The words of the Gospel save or condemn every time they are preached.

“For I am not ashamed of the gospel of Christ: for it is the power of God unto salvation to every one that believeth; to the Jew first, and also to the Greek” (Romans 1:16).

“For we are unto God a sweet savor of Christ, in them that are saved, and in them, that perish: To the one, we are the savor of death unto death; and to the other the savor of life unto life.  And who is sufficient for these things?” (2 Corinthians 2:15-16).

What will the words of the Gospel mean to you?  Death or life?

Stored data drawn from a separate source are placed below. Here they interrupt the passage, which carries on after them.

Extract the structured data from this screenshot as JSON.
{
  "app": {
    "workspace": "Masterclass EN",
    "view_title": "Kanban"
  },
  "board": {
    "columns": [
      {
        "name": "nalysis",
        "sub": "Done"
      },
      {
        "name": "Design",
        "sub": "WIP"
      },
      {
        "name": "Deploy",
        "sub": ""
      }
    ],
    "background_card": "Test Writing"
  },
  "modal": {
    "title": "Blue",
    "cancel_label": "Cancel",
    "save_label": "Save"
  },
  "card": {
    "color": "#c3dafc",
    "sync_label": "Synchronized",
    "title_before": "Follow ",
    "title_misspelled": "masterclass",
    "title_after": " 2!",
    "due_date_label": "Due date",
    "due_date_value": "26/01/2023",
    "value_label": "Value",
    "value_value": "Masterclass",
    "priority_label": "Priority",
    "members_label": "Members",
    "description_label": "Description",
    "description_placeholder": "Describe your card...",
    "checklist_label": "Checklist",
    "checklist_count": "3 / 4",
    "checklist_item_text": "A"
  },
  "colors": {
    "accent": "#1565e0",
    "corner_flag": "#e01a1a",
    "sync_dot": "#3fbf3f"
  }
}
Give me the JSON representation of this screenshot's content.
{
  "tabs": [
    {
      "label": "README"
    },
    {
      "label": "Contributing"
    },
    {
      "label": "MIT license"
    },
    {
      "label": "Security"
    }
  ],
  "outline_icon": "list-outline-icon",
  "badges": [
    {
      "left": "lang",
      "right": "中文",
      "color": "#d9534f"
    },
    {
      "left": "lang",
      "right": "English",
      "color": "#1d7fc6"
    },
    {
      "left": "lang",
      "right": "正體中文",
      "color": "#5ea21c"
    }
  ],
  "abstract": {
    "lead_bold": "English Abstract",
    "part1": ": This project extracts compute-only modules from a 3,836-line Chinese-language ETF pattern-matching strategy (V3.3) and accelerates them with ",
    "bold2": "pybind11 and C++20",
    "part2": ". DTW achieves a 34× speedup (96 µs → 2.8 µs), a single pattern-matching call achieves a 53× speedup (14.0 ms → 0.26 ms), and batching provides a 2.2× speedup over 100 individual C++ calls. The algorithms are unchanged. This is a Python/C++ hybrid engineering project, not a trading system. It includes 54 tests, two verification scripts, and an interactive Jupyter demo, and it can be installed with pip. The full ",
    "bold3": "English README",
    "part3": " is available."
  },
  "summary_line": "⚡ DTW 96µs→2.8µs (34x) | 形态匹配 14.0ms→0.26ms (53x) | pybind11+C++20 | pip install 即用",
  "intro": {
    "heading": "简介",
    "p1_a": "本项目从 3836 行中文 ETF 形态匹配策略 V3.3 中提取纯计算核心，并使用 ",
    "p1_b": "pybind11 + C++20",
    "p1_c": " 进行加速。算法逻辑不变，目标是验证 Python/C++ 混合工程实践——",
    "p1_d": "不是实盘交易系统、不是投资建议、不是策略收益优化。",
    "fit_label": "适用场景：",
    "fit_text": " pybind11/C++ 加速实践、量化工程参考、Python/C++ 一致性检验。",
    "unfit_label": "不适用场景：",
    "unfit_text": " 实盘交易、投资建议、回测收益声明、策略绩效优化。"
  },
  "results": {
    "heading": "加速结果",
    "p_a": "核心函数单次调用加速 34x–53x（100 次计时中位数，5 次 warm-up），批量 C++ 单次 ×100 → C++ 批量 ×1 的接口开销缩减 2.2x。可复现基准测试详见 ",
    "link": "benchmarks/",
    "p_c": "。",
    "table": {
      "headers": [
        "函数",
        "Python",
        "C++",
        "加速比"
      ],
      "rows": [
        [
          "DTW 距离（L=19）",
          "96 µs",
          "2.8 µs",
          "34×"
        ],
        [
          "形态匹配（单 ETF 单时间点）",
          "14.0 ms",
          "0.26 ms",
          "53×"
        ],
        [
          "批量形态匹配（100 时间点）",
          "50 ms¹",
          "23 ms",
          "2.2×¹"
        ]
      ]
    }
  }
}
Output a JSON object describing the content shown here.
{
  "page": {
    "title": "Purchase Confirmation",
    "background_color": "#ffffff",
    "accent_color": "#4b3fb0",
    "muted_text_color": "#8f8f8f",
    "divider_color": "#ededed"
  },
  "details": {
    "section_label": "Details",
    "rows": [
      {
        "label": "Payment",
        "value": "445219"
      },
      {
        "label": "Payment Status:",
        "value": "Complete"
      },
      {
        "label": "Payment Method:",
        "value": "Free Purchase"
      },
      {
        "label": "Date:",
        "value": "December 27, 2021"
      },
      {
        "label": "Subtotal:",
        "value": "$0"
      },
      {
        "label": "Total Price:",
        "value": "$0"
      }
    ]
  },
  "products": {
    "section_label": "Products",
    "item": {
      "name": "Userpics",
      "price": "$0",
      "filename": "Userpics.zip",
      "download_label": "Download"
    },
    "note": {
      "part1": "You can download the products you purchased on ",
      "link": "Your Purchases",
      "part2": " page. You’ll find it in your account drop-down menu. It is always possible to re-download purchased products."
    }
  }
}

“Death and life is the great alternative which is placed, …before man.  According as he uses his tongue, he falls under the power of death or attains to life.”1

“But the word is very nigh unto thee, in thy mouth, and in thy heart, that thou mayest do it.  See, I have set before thee this day life and good, and death and evil” (Deuteronomy 30:14-15).

“And they that love it shall eat the fruit thereof.”
What does it mean to “love the tongue?”  People can love many things, but the tongue?

“But ‘to love the tongue’ is a strange and obscure expression.  He loves the tongue, says Hitzig, who loves to babble.  Euchel: he who guards it carefully, or: he who takes care of it, i.e., who applies himself to right discourse.”2

Do you use your tongue, your words the way that God intended?  Or do you use them in a way that destroys others?  When people have spent time talking with you, do they leave you refreshed or depressed?  Do your words have the sweet aroma of heaven or the sulfurous stink of the pit?

Beware how you use your tongue!

Indeed, “death and life are in the power of the tongue!”

 

 

 

1.  Keil & Delitzsch, Keil & Delitzsch Commentary on the Old Testament, the electronic version in eSword.
2.  Keil & Delitzsch, ibid.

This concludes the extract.